The Citizenship Amendment Bill was on Tuesday passed in the Lok Sabha after the Congress and Trinamool Congress staged a walkout. The bill was tabled earlier in the day by Union Home Minister Rajnath Singh. Introducing the bill in Parliament, Singh said that it is important for safeguarding the interests of the people. 

Moving the Bill, the Minister clarified that the Act is not confined to Assam and will apply to all states and Union Territories. The beneficiaries of the Bill can reside in any state of the country.

"Assam alone would not have to bear the entire burden and Government is committed to give all help to the state government and people of Assam. The burden of these persecuted migrants will be shared by the whole country," the Home Minister said.

Dispelling the misgivings about Citizenship Amendment Act, Rajnath highlighted the discrimination and religious persecution faced by these communities in these countries. "They have no place to go to, except India. The Act will provide relief to persecuted migrants who have come through western borders of the country to States like Gujarat, Rajasthan, Delhi, Madhya Pradesh and other States," he added.

Rajnath assured that the government is committed towards NRC and asserted that there will be no discrimination towards anyone. "All the necessary steps will be taken to deal with illegal migrants," he added. He said they have an approval for a high-level committee which will hold discussions with all stakeholders before giving recommendations in six months.
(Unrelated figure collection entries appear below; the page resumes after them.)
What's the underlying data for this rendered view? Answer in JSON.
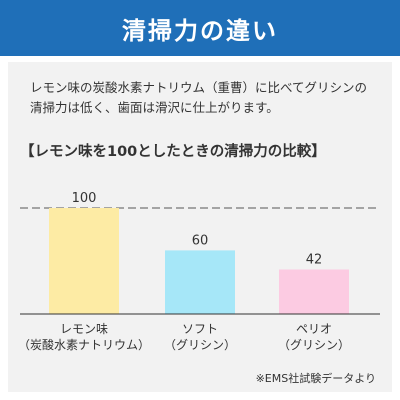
{
  "header": {
    "title": "清掃力の違い"
  },
  "description": "レモン味の炭酸水素ナトリウム（重曹）に比べてグリシンの清掃力は低く、歯面は滑沢に仕上がります。",
  "chart_data": {
    "type": "bar",
    "title": "【レモン味を100としたときの清掃力の比較】",
    "categories": [
      [
        "レモン味",
        "（炭酸水素ナトリウム）"
      ],
      [
        "ソフト",
        "（グリシン）"
      ],
      [
        "ペリオ",
        "（グリシン）"
      ]
    ],
    "values": [
      100,
      60,
      42
    ],
    "data_labels": [
      "100",
      "60",
      "42"
    ],
    "colors": [
      "#fdeba4",
      "#a6e7f8",
      "#fccbe2"
    ],
    "ylim": [
      0,
      100
    ],
    "reference_line": {
      "value": 100,
      "style": "dashed"
    },
    "xlabel": "",
    "ylabel": "",
    "grid": false
  },
  "footnote": "※EMS社試験データより"
}
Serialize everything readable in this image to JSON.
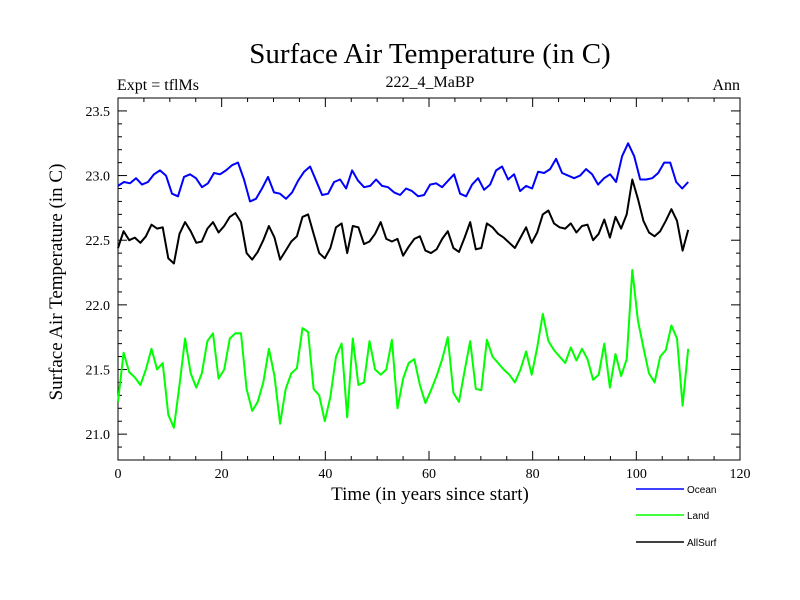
{
  "chart_data": {
    "type": "line",
    "title": "Surface Air Temperature (in C)",
    "subtitle": "222_4_MaBP",
    "left_note": "Expt = tflMs",
    "right_note": "Ann",
    "xlabel": "Time (in years since start)",
    "ylabel": "Surface Air Temperature (in C)",
    "xlim": [
      0,
      120
    ],
    "ylim": [
      20.8,
      23.6
    ],
    "xticks": [
      0,
      20,
      40,
      60,
      80,
      100,
      120
    ],
    "xtick_labels": [
      "0",
      "20",
      "40",
      "60",
      "80",
      "100",
      "120"
    ],
    "yticks": [
      21.0,
      21.5,
      22.0,
      22.5,
      23.0,
      23.5
    ],
    "ytick_labels": [
      "21.0",
      "21.5",
      "22.0",
      "22.5",
      "23.0",
      "23.5"
    ],
    "grid": false,
    "legend_position": "bottom-right",
    "series": [
      {
        "name": "Ocean",
        "color": "#0000ff",
        "values": [
          22.92,
          22.95,
          22.94,
          22.98,
          22.93,
          22.95,
          23.01,
          23.04,
          23.0,
          22.86,
          22.84,
          22.99,
          23.01,
          22.98,
          22.91,
          22.94,
          23.02,
          23.01,
          23.04,
          23.08,
          23.1,
          22.97,
          22.8,
          22.82,
          22.9,
          22.99,
          22.87,
          22.86,
          22.82,
          22.87,
          22.96,
          23.03,
          23.07,
          22.96,
          22.85,
          22.86,
          22.95,
          22.97,
          22.9,
          23.04,
          22.96,
          22.91,
          22.92,
          22.97,
          22.92,
          22.91,
          22.87,
          22.85,
          22.9,
          22.88,
          22.84,
          22.85,
          22.93,
          22.94,
          22.91,
          22.96,
          23.01,
          22.86,
          22.84,
          22.93,
          22.98,
          22.89,
          22.93,
          23.04,
          23.07,
          22.97,
          23.01,
          22.88,
          22.92,
          22.9,
          23.03,
          23.02,
          23.05,
          23.13,
          23.02,
          23.0,
          22.98,
          23.0,
          23.05,
          23.01,
          22.93,
          22.98,
          23.01,
          22.95,
          23.15,
          23.25,
          23.15,
          22.97,
          22.97,
          22.98,
          23.02,
          23.1,
          23.1,
          22.95,
          22.9,
          22.95
        ]
      },
      {
        "name": "Land",
        "color": "#00ff00",
        "values": [
          21.25,
          21.63,
          21.48,
          21.44,
          21.38,
          21.5,
          21.66,
          21.5,
          21.55,
          21.15,
          21.05,
          21.38,
          21.74,
          21.47,
          21.36,
          21.47,
          21.72,
          21.78,
          21.43,
          21.5,
          21.74,
          21.78,
          21.78,
          21.35,
          21.18,
          21.25,
          21.4,
          21.66,
          21.45,
          21.08,
          21.35,
          21.47,
          21.51,
          21.82,
          21.79,
          21.35,
          21.3,
          21.1,
          21.29,
          21.6,
          21.7,
          21.13,
          21.74,
          21.38,
          21.4,
          21.72,
          21.5,
          21.46,
          21.5,
          21.73,
          21.2,
          21.43,
          21.55,
          21.58,
          21.38,
          21.24,
          21.34,
          21.45,
          21.58,
          21.75,
          21.32,
          21.25,
          21.49,
          21.72,
          21.35,
          21.34,
          21.73,
          21.6,
          21.55,
          21.5,
          21.46,
          21.4,
          21.5,
          21.64,
          21.46,
          21.67,
          21.93,
          21.72,
          21.65,
          21.6,
          21.55,
          21.67,
          21.57,
          21.66,
          21.58,
          21.42,
          21.46,
          21.7,
          21.36,
          21.62,
          21.45,
          21.58,
          22.27,
          21.88,
          21.67,
          21.47,
          21.4,
          21.6,
          21.65,
          21.84,
          21.74,
          21.22,
          21.66
        ]
      },
      {
        "name": "AllSurf",
        "color": "#000000",
        "values": [
          22.44,
          22.57,
          22.5,
          22.52,
          22.48,
          22.53,
          22.62,
          22.59,
          22.6,
          22.36,
          22.32,
          22.55,
          22.64,
          22.57,
          22.48,
          22.49,
          22.59,
          22.64,
          22.56,
          22.61,
          22.68,
          22.71,
          22.64,
          22.4,
          22.35,
          22.41,
          22.5,
          22.61,
          22.52,
          22.35,
          22.42,
          22.49,
          22.53,
          22.68,
          22.7,
          22.55,
          22.4,
          22.36,
          22.44,
          22.6,
          22.63,
          22.4,
          22.61,
          22.6,
          22.47,
          22.49,
          22.55,
          22.64,
          22.51,
          22.49,
          22.51,
          22.38,
          22.45,
          22.51,
          22.53,
          22.42,
          22.4,
          22.43,
          22.51,
          22.57,
          22.44,
          22.41,
          22.52,
          22.64,
          22.43,
          22.44,
          22.63,
          22.6,
          22.55,
          22.52,
          22.48,
          22.44,
          22.52,
          22.6,
          22.48,
          22.56,
          22.7,
          22.73,
          22.63,
          22.6,
          22.59,
          22.63,
          22.56,
          22.61,
          22.62,
          22.5,
          22.55,
          22.66,
          22.52,
          22.68,
          22.59,
          22.7,
          22.97,
          22.82,
          22.65,
          22.56,
          22.53,
          22.57,
          22.65,
          22.74,
          22.65,
          22.42,
          22.58
        ]
      }
    ]
  }
}
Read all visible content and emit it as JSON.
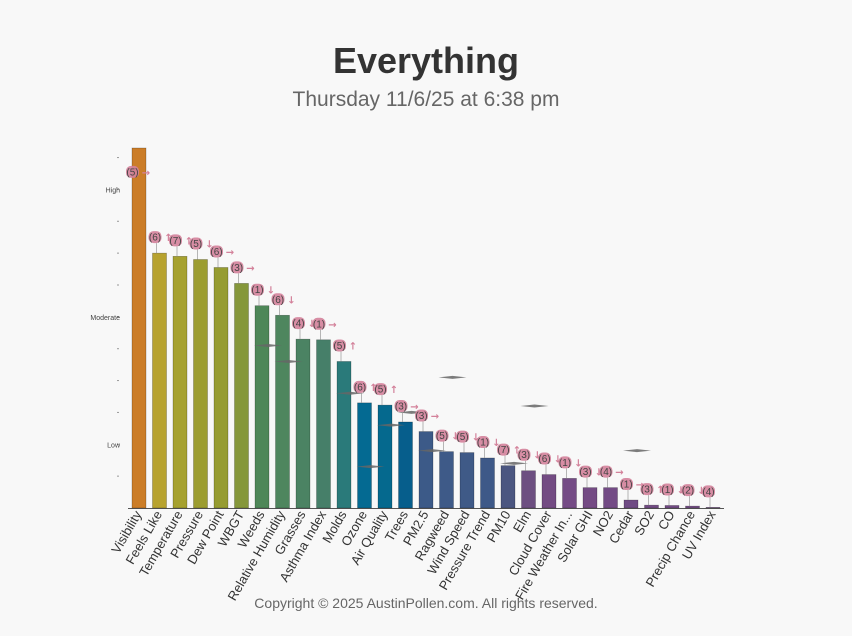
{
  "title": "Everything",
  "subtitle": "Thursday 11/6/25 at 6:38 pm",
  "footer": "Copyright © 2025 AustinPollen.com.  All rights reserved.",
  "chart_data": {
    "type": "bar",
    "ylim": [
      0,
      11.3
    ],
    "y_levels": [
      {
        "label": "Low",
        "value": 2
      },
      {
        "label": "Moderate",
        "value": 6
      },
      {
        "label": "High",
        "value": 10
      }
    ],
    "categories": [
      "Visibility",
      "Feels Like",
      "Temperature",
      "Pressure",
      "Dew Point",
      "WBGT",
      "Weeds",
      "Relative Humidity",
      "Grasses",
      "Asthma Index",
      "Molds",
      "Ozone",
      "Air Quality",
      "Trees",
      "PM2.5",
      "Ragweed",
      "Wind Speed",
      "Pressure Trend",
      "PM10",
      "Elm",
      "Cloud Cover",
      "Fire Weather In...",
      "Solar GHI",
      "NO2",
      "Cedar",
      "SO2",
      "CO",
      "Precip Chance",
      "UV Index"
    ],
    "values": [
      11.3,
      8.0,
      7.9,
      7.8,
      7.55,
      7.05,
      6.35,
      6.05,
      5.3,
      5.28,
      4.6,
      3.3,
      3.23,
      2.7,
      2.4,
      1.77,
      1.74,
      1.57,
      1.33,
      1.17,
      1.05,
      0.93,
      0.64,
      0.64,
      0.25,
      0.09,
      0.08,
      0.06,
      0.02
    ],
    "badges": [
      {
        "text": "(5)",
        "arrow": "→"
      },
      {
        "text": "(6)",
        "arrow": "↑"
      },
      {
        "text": "(7)",
        "arrow": "↑"
      },
      {
        "text": "(5)",
        "arrow": "↓"
      },
      {
        "text": "(6)",
        "arrow": "→"
      },
      {
        "text": "(3)",
        "arrow": "→"
      },
      {
        "text": "(1)",
        "arrow": "↓"
      },
      {
        "text": "(6)",
        "arrow": "↓"
      },
      {
        "text": "(4)",
        "arrow": "↓"
      },
      {
        "text": "(1)",
        "arrow": "→"
      },
      {
        "text": "(5)",
        "arrow": "↑"
      },
      {
        "text": "(6)",
        "arrow": "↑"
      },
      {
        "text": "(5)",
        "arrow": "↑"
      },
      {
        "text": "(3)",
        "arrow": "→"
      },
      {
        "text": "(3)",
        "arrow": "→"
      },
      {
        "text": "(5)",
        "arrow": "↓"
      },
      {
        "text": "(5)",
        "arrow": "↓"
      },
      {
        "text": "(1)",
        "arrow": "↓"
      },
      {
        "text": "(7)",
        "arrow": "↑"
      },
      {
        "text": "(3)",
        "arrow": "↓"
      },
      {
        "text": "(6)",
        "arrow": "↓"
      },
      {
        "text": "(1)",
        "arrow": "↓"
      },
      {
        "text": "(3)",
        "arrow": "↓"
      },
      {
        "text": "(4)",
        "arrow": "→"
      },
      {
        "text": "(1)",
        "arrow": "→"
      },
      {
        "text": "(3)",
        "arrow": "↑"
      },
      {
        "text": "(1)",
        "arrow": "↓"
      },
      {
        "text": "(2)",
        "arrow": "↓"
      },
      {
        "text": "(4)",
        "arrow": ""
      }
    ],
    "markers": [
      {
        "category": "Weeds",
        "value": 5.1
      },
      {
        "category": "Relative Humidity",
        "value": 4.6
      },
      {
        "category": "Molds",
        "value": 3.6
      },
      {
        "category": "Ozone",
        "value": 1.3
      },
      {
        "category": "Air Quality",
        "value": 2.6
      },
      {
        "category": "Trees",
        "value": 3.0
      },
      {
        "category": "PM2.5",
        "value": 1.8
      },
      {
        "category": "Ragweed",
        "value": 4.1
      },
      {
        "category": "PM10",
        "value": 1.4
      },
      {
        "category": "Elm",
        "value": 3.2
      },
      {
        "category": "Cedar",
        "value": 1.8
      }
    ],
    "colors": [
      "#cb7d28",
      "#b7a22e",
      "#a6a12f",
      "#9c9d30",
      "#969c31",
      "#85973a",
      "#4e8758",
      "#4e865e",
      "#4b8363",
      "#467f69",
      "#2a7a7a",
      "#046a92",
      "#05698e",
      "#065e8c",
      "#3c5a88",
      "#3e5a88",
      "#3f5a87",
      "#3e5988",
      "#4b5680",
      "#6d4f81",
      "#734b83",
      "#744b85",
      "#744b84",
      "#734b85",
      "#6f4b84",
      "#724b84",
      "#724b84",
      "#724b84",
      "#724b84"
    ],
    "badge_color": "#d3819a"
  }
}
Opposing the Bill, the TMC said that it should be made secular. "Muslims are not included among the six religions mentioned in the bill. Make it secular. Anyone who comes out of religious persecution should be included if they seek asylum in India," TMC leader Saugata Roy said, urging the Speaker to intervene. 

It has been passed at a time when there are protests being held across the north east against the controversial bill. Even the BJP-backed Conrad Sangma government in Meghalaya had said that it will stick to its stand to oppose the controversial Bill.

The Citizenship (Amendment) Bill, 2016 aims to amend the Citizenship Act, 1955 to grant Indian citizenship to those Hindus, Sikhs, Buddhists, Jains, Parsis and Christians who fled religious persecution in Bangladesh, Pakistan and Afghanistan and entered India before December 31, 2014.